A empregada doméstica Lourdinha encontrou a casa vazia quando chegou ao serviço no início de uma manhã de fevereiro. Seu patrão, Rodrigo Silveirinha Correa, protagonista do “escândalo do propinoduto”, já havia saído para trabalhar. “Ele sai bem cedo e só volta à noite”, informou a empregada pelo interfone. Silveirinha mora no Condomínio Maramar, no Recreio, Zona Oeste do Rio de Janeiro, aos pés de uma montanha de pedra que separa a Praia da Macumba de Grumari. Vive com a mulher, Silvana Dionízio Silveirinha Correa, e os três filhos, que estão na casa dos 20 anos. Apesar dos 600 metros quadrados e da piscina cristalina que ocupa parte de um amplo jardim, os muros estão gastos e o portão carcomido, contrastando com as bem cuidadas mansões vizinhas. Dezesseis anos depois de ter sido pilhado com US$ 8,7 milhões em um banco na Suíça, amealhados com propinas, Silveirinha passou a dividir com Silvana mais do que o lar ou as acusações de corrupção. Atualmente, ambos compartilham a vida de taxista.

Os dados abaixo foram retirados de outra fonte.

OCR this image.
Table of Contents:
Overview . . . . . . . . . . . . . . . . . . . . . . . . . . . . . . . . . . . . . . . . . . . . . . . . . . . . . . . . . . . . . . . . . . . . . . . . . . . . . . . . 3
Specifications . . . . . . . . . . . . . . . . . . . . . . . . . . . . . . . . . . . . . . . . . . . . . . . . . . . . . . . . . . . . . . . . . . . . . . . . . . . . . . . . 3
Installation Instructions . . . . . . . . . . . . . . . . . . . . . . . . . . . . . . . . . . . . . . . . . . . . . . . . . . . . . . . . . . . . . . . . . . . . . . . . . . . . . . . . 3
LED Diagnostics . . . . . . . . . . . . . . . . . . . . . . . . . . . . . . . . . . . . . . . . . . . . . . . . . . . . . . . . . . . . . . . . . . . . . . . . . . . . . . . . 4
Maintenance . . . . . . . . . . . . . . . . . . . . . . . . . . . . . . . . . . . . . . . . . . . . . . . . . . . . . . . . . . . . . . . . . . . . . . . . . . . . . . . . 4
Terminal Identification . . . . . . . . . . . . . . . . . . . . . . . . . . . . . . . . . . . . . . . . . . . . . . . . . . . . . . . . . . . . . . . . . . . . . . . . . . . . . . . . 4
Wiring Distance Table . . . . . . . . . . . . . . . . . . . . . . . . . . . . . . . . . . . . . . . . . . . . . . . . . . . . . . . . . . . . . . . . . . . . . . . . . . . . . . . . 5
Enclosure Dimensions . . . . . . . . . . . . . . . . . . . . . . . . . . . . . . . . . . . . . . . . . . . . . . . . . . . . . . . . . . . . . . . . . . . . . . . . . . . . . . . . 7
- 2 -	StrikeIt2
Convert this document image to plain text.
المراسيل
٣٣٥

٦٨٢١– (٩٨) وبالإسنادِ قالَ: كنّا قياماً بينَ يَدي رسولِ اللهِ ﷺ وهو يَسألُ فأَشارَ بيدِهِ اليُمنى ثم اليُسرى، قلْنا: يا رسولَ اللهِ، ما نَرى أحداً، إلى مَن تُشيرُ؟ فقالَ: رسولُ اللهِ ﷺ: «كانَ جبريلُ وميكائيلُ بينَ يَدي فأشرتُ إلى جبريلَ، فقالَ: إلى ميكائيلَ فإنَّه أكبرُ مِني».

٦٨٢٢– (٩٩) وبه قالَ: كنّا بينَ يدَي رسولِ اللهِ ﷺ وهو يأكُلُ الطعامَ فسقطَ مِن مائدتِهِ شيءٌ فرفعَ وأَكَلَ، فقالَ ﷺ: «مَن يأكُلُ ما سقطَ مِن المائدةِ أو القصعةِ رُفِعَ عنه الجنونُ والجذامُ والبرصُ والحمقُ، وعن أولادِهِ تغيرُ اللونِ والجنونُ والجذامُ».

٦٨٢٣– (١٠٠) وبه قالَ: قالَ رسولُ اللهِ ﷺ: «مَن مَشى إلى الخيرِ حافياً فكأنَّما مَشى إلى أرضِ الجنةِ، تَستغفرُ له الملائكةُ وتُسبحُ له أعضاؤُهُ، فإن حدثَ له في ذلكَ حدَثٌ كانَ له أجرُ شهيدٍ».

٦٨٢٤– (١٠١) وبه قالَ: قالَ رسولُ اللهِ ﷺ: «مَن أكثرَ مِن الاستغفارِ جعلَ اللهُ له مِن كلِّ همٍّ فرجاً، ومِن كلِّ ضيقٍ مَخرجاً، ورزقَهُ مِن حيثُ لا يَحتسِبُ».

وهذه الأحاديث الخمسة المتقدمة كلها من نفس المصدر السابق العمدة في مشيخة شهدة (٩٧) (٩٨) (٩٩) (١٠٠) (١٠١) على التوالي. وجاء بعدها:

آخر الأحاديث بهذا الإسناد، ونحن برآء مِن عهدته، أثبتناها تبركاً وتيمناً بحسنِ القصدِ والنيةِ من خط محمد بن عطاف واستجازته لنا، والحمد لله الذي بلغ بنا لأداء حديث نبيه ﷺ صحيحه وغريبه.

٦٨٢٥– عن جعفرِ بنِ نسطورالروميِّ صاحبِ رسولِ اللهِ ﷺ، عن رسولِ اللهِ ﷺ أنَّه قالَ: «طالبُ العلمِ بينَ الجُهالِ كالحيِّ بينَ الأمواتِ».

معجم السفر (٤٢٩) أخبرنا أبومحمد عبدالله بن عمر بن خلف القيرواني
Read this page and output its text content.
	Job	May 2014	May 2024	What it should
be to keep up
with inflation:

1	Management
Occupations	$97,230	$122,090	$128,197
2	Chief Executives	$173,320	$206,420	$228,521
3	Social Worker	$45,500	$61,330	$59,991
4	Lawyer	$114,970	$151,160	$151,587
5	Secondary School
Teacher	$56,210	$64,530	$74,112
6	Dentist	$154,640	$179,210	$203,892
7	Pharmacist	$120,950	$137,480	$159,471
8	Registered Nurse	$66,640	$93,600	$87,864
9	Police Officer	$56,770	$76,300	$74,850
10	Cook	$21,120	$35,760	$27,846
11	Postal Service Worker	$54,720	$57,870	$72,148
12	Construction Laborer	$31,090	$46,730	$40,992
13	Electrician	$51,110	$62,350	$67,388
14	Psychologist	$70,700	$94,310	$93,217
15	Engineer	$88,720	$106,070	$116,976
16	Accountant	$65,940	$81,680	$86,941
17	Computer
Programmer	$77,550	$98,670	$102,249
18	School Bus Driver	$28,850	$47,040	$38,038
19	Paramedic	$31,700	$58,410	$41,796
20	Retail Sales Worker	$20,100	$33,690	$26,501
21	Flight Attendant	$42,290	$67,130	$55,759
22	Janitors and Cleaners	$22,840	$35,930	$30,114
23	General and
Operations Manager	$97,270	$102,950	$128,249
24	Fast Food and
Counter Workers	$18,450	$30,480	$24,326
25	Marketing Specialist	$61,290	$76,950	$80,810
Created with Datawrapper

O carro número 42 da cooperativa Tele Táxi Barra pertence ao permissionário Hilário Correa Filho, pai de Silveirinha, mas é usado por Silvana. O carro número 4 fica com Silveirinha. Marido e mulher estão registrados na prefeitura como motoristas auxiliares. Silveirinha tem licença ativa para dirigir táxi desde 2012. O casal costuma parar pouco no ponto vinculado à cooperativa, na frente de um supermercado na altura do número 4.700 da Avenida Lúcio Costa, na Barra da Tijuca. Prefere apanhar clientes próprios ou de aplicativos. “Ele é autônomo, às vezes aparece, hoje cedo mesmo estava aqui”, contou um colega de ponto no último dia 6. “Às vezes sai para pegar passageiro e nem volta.”
Silveirinha foi condenado a 15 anos de prisão, além de uma multa de R$ 180 mil, por lavagem de dinheiro, ocultação de bens, evasão de divisas e outros crimes contra a ordem tributária (Foto: Marco Antônio Rezende/Folhapress)


Nos últimos meses, o casal conquistou a inimizade dos colegas de ponto, ao recusar corridas curtas e monopolizar clientes que antes eram de todos. Um taxista reclamou que Silvana recusou-se a levar um passageiro cadeirante porque a corrida era curta. Em janeiro, 27 motoristas do ponto se reuniram e decidiram expulsar Silvana da Associação dos Motoristas Tele Táxi Barra, que existe há mais de 20 anos. Uma carta assinada pelo advogado Gustavo Sá da Silva, contratado por Silveirinha, chegou ao ponto cobrando a reintegração de Silvana à associação, sob ameaça de processo.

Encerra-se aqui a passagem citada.